January 22, 2023

Undermining the Judiciary

UNION law minister, Kiren Rijiju is at it again. He has written to the chief justice of India, D Y Chandrachud, suggesting that a new “search and evaluation committee” be set up which will include a government nominee for making recommendations to the supreme court and high court collegiums for appointment of judges.

This signals another step forward in the Modi government’s plan to assert the role of the executive in the appointment of judges and to undo the judicial primacy established through the Second Judges Case in 1993.  There are no search and evaluation committees at present and the process of selecting names is done through the collegium system. 

After the supreme court struck down the National Judicial Appointments Commission Act in 2015, the Modi government has been seeking ways to bypass this verdict.  The only constitutional way of overcoming the supreme court verdict would have been for parliament to pass appropriate legislation for setting out an appointment process which would stand up to the scrutiny of the court.  So far, the government has not done so. Instead, a concerted attempt is being made to undermine the independence of the judiciary by devious means.

The last few months saw a barrage of statements by the law minister, criticising the collegium system of appointing judges as alien to the constitution and asserting that the “spirit of the constitution” points to the right of the government to appoint judges. He was aided and abetted by the newly-elected vice president of India, Jagdeep Dhankhar, who recently went to the extent of questioning the “basic structure doctrine” set out by the supreme court in the Kesavananda Bharati case and declared that parliament is supreme and can amend the constitution in whatever manner it thinks fit.

Dhankhar, who occupies a constitutional position, has set out clearly the authoritarian intent of a majoritarian government – the judiciary cannot be independent of the executive.

It is reported that the government had written similar letters in the past seeking a representative of the government in a joint search committee formed and supervised by the chief justice of India.
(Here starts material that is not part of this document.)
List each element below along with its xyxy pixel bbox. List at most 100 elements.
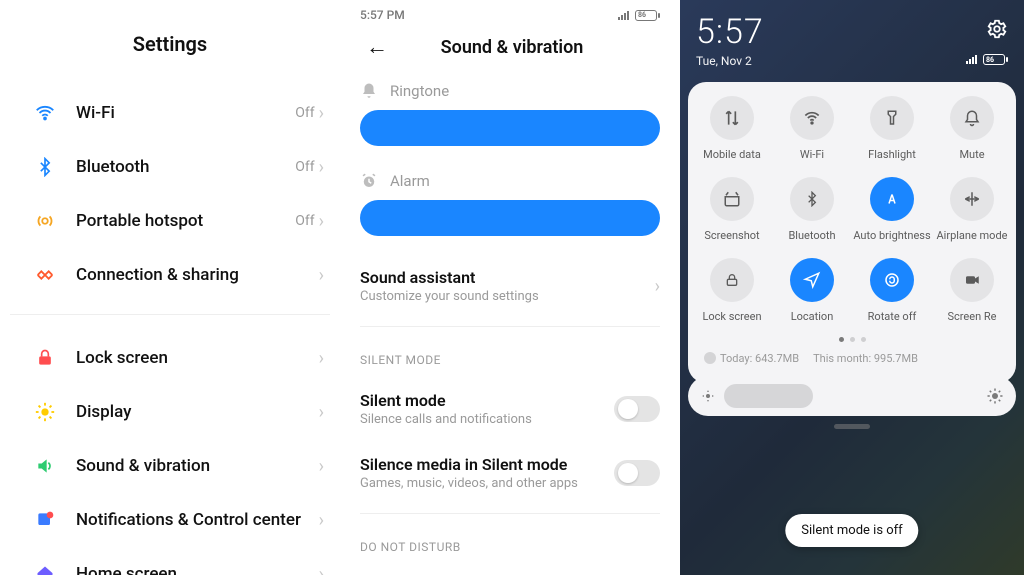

The difference in Rijiju’s letter is that it seeks similar committees for the high courts too, to guide the collegiums at the high court level.  All this is being done on the pretext of a new ‘memorandum of procedure’ which was to be finalised as per the decision of the supreme court in the NJAC case in 2015.

One of the pressure tactics adopted by the government has been to not clear the recommendations for appointment of judges and chief justices of the high courts.  At the beginning of the year, there were 104 recommendations made by the collegium of high courts.  The supreme court, on January 6, took strong exception to this unjustified delay in the appointment of judges.  The attorney general assured the court that within the next three days, 44 names of judges would be cleared for the appointment, but only nine names have been cleared so far. The supreme court bench led by Justice Sanjay Kishan Kaul asserted that the collegium system is the “law of the land”  which must be followed. 

The supreme court has so far shown no inclination to give in to the executive’s obstructionist tactics and rebuffed all such moves.  Kiran Rijiju’s latest letter should meet the same fate.